La flambée des prix, ces dernières années, n’a pas empêché les Français de profiter de leurs loisirs : c’est la conclusion d’une étude publiée ce mois-ci. Alors que l’inflation grevait les budgets des ménages et forçait nombre d’entre eux à se serrer la ceinture au sortir de la crise sanitaire, les sacrifices réalisés pour boucler les fins de mois n’ont pas forcément touché les postes de dépenses les plus attendus, révèle le Crédoc (Centre de Recherche pour l’Étude et l’Observation des Conditions de Vie) dans ce travail portant sur la croissante marquée de la «Funflation» depuis la fin du confinement sanitaire.
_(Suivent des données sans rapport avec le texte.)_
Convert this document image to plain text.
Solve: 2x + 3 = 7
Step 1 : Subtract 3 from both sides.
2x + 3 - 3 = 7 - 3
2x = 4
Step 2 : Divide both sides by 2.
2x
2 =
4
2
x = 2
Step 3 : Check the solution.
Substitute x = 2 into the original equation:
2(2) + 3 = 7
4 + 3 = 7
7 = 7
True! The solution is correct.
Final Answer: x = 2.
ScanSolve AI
Selon la définition du Crédoc, la «Funflation», contraction des mots «fun» et «inflation », correspond à l’attrait croissant des ménages pour des «formules de loisirs premium comme les concerts, les festivals, les événements sportifs, les parcs à thème, les voyages, les restaurants ou l’hôtellerie en parallèle d’une augmentation significative des prix de ces divertissements». En d’autres termes, les consommateurs sont de plus en plus friands de formules plus chères que celles de base pour leurs loisirs. Celles-ci proposent généralement une variété de prestations et une qualité de service garanti supérieur à celle d’un billet classique. Ainsi, certains ménages n’hésitent plus à dépenser d’importantes sommes pour s’amuser, quitte à mettre sur la table 500 euros pour un ticket de concert.